The Importance of Dialouge

I found this very enlightening and analytical essay by Greg Smith that talks about Final Fantasy VII and how that videogame used dialouge within the story. (found here: http://www2.gsu.edu/~jougms/Ffantasy.htm )

I know my peers and writer friends will be interested and this post is more for them. The way information and exposition can come to us as an audience without us even thinking about, the implied meaning of words the way people address one and another all adds to the bigger picture. I take it for granted since Final Fantasy is a part of my childhood, it's hard to analyze but because of its influence I should.

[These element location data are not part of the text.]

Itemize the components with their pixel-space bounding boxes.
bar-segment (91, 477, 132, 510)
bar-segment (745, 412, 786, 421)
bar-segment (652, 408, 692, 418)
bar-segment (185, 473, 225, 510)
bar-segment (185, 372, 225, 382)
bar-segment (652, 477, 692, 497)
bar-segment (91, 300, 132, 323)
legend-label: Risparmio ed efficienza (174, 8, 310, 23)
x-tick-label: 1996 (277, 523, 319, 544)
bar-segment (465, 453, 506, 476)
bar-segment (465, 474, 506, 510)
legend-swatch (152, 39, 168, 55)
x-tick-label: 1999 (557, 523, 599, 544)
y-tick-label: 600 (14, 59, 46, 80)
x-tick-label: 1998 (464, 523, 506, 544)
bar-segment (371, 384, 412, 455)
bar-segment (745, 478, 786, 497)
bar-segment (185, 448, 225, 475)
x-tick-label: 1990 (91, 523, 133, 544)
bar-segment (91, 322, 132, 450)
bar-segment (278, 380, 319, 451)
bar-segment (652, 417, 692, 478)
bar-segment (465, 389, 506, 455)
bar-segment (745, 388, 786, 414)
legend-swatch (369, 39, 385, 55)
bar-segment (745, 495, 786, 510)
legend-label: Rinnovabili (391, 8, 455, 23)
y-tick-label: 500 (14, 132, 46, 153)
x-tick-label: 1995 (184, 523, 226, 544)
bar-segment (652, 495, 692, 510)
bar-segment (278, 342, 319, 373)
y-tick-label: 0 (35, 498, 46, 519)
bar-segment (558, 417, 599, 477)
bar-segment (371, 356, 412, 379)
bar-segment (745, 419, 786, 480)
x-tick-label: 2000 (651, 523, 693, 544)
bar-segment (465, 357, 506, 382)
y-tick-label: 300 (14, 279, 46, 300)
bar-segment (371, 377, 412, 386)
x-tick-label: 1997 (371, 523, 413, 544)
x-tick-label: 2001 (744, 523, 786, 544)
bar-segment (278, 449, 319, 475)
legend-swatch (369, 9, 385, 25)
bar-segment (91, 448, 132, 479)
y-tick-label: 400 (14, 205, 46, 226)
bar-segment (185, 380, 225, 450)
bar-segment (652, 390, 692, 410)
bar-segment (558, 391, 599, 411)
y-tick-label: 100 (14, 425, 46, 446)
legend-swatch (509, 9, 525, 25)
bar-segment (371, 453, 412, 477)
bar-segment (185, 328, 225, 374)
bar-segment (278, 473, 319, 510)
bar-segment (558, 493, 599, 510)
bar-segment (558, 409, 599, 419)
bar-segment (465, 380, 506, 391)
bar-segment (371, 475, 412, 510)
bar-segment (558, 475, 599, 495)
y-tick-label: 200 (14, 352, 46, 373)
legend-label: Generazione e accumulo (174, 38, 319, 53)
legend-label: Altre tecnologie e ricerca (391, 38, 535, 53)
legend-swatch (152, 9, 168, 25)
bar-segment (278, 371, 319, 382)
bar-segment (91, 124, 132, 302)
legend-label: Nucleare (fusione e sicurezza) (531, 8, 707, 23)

Thanks to the essay it shown that the first scenes in that game demonstate how one character is a guide and informant to another only for the roles to reverse later in the story just so that we, the audience can get our head around what's going on. You see it all the time in cop shows, the detective arrives late on the scene and his friend is telling him what happened, it's a dialouge and narrative convention, the author is telling us what's happened from the point of view of those yet to solve the crime.

This interests me greatly as I always wonder how audiences and we as humans decide what counts as a voice of authority and its intended audience or who it addresses. I've got a "dialouge ignites change" project coming up so it's something I'll be reading into this month, possibly I'll look at 'Breaking The Glass Armor' that Smith referenced.